Edwin era el cocinero del castillo, su amigo y la figura más parecida que Ayla había tenido alguna vez de un padre.
—Y ojalá que podamos probarlo —suplicó la pequeña, haciéndosele la boca agua con tan solo pensarlo.
—Seguro que Edwin nos guarda un poquito —Nimue le guiñó un ojo a su hermana, le pagó la cuente a Boco y echaron las cosas sobre el carro de madera que arrastraban.
Despidiéndose del mercante, continuaron su camino. Ya habían comprado todo tipo de pescado, legumbres y carne, y estaban poniendo rumbo al castillo cuando pasaron por la puerta de la tienda de pergaminos y libros de la señora Andoga.

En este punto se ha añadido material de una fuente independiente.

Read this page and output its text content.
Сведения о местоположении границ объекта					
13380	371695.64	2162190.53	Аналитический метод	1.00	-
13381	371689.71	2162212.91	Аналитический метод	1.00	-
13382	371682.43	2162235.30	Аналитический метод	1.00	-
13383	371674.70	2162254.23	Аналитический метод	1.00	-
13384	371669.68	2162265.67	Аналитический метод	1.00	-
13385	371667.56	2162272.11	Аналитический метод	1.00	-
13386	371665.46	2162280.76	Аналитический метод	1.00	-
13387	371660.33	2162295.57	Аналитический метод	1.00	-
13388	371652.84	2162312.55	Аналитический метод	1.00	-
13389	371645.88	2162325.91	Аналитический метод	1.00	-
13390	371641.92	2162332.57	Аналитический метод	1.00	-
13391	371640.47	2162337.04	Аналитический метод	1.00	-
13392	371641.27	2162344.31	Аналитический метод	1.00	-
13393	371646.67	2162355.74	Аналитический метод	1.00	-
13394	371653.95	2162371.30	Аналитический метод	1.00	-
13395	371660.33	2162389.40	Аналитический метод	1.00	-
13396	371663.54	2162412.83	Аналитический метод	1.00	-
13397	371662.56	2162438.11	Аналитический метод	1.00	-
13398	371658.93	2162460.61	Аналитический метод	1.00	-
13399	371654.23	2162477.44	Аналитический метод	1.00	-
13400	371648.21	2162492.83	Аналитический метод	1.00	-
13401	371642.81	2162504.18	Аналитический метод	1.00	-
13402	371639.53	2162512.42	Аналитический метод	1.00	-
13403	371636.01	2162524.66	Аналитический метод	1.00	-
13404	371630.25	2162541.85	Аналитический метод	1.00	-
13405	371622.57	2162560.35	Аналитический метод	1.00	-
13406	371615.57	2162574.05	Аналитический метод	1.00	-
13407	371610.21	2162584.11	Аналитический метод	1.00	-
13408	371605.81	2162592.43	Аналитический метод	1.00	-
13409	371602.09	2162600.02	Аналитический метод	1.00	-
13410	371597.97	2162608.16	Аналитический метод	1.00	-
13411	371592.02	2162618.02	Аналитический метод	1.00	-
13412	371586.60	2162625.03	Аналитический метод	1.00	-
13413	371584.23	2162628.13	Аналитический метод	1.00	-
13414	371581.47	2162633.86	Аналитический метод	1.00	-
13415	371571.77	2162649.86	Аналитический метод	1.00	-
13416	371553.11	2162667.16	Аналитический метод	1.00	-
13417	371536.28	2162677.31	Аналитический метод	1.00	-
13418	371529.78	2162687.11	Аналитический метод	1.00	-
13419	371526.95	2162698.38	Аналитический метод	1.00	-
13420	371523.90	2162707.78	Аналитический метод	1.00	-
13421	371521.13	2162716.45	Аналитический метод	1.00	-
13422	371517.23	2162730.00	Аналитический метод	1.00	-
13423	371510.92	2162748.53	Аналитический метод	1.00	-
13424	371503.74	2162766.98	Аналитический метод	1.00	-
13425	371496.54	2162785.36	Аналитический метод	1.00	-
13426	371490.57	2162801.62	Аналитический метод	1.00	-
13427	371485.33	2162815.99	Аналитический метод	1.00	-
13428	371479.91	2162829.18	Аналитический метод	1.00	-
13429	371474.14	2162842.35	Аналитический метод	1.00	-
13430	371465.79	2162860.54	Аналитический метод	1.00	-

—Por favor, Nimue —le rogó la pequeña, cogiéndola de las faldas de su vestido gris, el que tenían que llevar en sus labores cotidianas.
—No me pongas esos ojitos de corderito —intentó ser fuerte ante su hermana pequeña. Le apartó el mechón de cabello negro que se le había puesto encima de los ojos y la miró seriamente —. Está bien, pero ya sabes que no podemos comprar nada. No tenemos dinero para eso.
—¡Lo prometo! —aplaudió Ayla y juntas entraron al establecimiento.
Este era una torre de piedra de baja altura que desde fuera parecía que no escondía gran cosa, pero que una vez que entrabas el olor a pergamino te inundaba y veías largas y largas hileras de libros. Ayla y Nimue podían ser tan felices ahí.
—Buenos días, mis dulces niñas —las saludó la señora Andoga. Era una mujer mayor, un tanto regordeta que llevaba su pelo canoso recogido en un moño bajo—. ¿Hoy también venís sólo a mirar?
Nimue le hizo un gesto de disculpa, odiaba tener que entrar ahí y ver cómo su hermana se ponía los dientes largos sin poder hacer nada para contentarla. Estaba ahorrando para poder comprarle uno, pero su salario apenas le permitía mantenerlas.
—¿Puedes echarle un vistazo al carro? Juro que seremos rápidas.
—Ve con tranquilidad Nimue, al fin y al cabo, hice esta tienda para personas apasionadas como vosotras. Disfruto viendo vuestro entusiasmo, y lo comparto.
—Muchas gracias, Andoga —quienes conocían a Nimue, conocían su historia. No estaba sola en las sombras de su camino hacia el cambio.
—Por cierto, tenéis que echarle una ojeada a un libro nuevo que nos acaba de llegar. Lo tenéis en el tercer pasillo, segunda estantería a la derecha. Se llama Corazón Veloz, y promete no dejaros indiferente.
Apenas había terminado la frase y Ayla ya estaba corriendo en su busca, Nimue sonrió con dulzura y la siguió. Le dejó que fuera ella quien diera con el libro, sabía que para ella eso era como un juego, y disfrutaba viéndola así.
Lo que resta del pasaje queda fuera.